GDL will von Bahn eigenständige Tarifverträge erzwingen
Weselsky hatte der Bahn vorgeworfen, bei den Verhandlungen auf Zeit zu spielen. Der Konzern habe in der jüngsten Runde am 11. Februar zuvor gemachte Zusagen zurückgenommen. Die Lokführergewerkschaft dringt auf eigenständige Tarifverträge auch für jene GDL-Mitglieder, die nicht Lokführer sind. Dazu gehören vor allem Zugbegleiter und Lokrangierführer.

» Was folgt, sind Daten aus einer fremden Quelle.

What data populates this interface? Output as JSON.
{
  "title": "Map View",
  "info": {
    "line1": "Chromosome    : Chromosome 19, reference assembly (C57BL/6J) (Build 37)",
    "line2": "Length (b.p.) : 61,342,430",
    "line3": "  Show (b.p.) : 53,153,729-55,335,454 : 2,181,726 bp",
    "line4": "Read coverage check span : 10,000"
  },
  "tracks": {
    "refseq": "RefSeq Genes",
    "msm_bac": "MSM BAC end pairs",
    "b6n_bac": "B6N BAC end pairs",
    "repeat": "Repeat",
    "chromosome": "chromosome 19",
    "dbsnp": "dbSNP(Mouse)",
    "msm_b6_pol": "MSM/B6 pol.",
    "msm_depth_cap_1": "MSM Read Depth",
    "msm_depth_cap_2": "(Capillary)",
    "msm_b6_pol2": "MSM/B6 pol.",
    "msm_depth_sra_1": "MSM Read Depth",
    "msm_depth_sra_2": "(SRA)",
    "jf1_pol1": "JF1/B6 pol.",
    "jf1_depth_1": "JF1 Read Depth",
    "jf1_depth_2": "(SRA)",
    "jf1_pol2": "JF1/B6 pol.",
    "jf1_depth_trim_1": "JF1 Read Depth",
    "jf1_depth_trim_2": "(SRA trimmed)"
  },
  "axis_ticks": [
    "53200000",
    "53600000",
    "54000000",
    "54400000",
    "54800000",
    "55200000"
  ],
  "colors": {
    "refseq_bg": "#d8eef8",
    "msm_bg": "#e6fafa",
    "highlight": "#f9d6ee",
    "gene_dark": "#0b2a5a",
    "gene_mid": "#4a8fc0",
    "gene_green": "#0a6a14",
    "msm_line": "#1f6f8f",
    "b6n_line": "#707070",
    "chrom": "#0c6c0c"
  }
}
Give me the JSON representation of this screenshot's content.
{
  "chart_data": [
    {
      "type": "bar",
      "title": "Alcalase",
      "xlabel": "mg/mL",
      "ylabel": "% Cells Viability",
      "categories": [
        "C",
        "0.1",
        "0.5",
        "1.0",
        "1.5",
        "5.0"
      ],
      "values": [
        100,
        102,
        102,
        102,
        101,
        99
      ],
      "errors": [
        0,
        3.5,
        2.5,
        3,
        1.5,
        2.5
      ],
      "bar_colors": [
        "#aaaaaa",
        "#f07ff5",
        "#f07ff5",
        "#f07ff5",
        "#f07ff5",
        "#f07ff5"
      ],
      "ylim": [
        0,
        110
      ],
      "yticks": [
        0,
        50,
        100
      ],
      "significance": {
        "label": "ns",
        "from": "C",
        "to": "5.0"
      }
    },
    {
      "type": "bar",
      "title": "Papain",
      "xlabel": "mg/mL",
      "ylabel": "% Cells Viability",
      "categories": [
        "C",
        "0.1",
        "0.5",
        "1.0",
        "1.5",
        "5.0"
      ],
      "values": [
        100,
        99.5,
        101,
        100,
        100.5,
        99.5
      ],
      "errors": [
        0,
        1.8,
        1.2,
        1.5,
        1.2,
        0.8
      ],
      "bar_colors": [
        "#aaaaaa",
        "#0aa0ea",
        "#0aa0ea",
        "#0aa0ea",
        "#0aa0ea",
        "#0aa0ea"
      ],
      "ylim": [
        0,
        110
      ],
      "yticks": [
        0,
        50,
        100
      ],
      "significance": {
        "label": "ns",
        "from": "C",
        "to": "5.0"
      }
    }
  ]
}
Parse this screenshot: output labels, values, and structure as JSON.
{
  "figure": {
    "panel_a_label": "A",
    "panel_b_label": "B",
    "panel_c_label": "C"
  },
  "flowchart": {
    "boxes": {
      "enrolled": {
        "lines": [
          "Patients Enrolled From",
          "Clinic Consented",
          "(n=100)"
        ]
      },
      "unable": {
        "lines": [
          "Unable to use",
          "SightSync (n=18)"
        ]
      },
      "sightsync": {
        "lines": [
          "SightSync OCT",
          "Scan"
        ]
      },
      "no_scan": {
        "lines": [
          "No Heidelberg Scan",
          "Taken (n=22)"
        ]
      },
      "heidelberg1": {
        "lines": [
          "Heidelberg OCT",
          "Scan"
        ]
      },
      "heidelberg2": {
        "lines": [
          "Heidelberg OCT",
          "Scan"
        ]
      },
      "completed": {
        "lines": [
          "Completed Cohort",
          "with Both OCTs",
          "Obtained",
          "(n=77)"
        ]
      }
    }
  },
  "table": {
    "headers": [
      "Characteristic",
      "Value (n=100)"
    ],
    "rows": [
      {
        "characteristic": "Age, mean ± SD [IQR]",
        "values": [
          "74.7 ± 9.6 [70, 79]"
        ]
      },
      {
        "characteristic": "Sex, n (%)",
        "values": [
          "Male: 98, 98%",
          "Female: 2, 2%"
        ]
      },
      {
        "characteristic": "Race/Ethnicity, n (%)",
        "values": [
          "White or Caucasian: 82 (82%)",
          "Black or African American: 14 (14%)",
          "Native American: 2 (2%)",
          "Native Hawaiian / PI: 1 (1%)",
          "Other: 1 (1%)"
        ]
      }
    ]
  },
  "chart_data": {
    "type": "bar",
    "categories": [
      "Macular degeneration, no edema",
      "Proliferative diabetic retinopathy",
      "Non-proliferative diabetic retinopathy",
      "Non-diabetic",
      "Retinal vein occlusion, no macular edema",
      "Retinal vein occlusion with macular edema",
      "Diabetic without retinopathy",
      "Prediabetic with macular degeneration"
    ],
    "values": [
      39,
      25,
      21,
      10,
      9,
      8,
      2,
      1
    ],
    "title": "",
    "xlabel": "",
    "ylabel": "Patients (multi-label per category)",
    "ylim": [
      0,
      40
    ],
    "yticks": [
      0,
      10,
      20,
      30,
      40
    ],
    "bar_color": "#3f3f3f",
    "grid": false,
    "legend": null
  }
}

Die Bahn lehnt dagegen unterschiedlichen Tarifregelungen für ein und dieselbe Berufsgruppe ab. Auch die Eisenbahn- und Verkehrsgewerkschaft (EVG) will voneinander abweichende Tarifverträge innerhalb einer Berufsgruppe vermeiden. Eine Bahn-Sprecherin hatte den Vorwurf der Verzögerungstaktik zurückgewiesen. "Eine Lösung geht nur durch sprechen, verhandeln, verhandeln und sprechen."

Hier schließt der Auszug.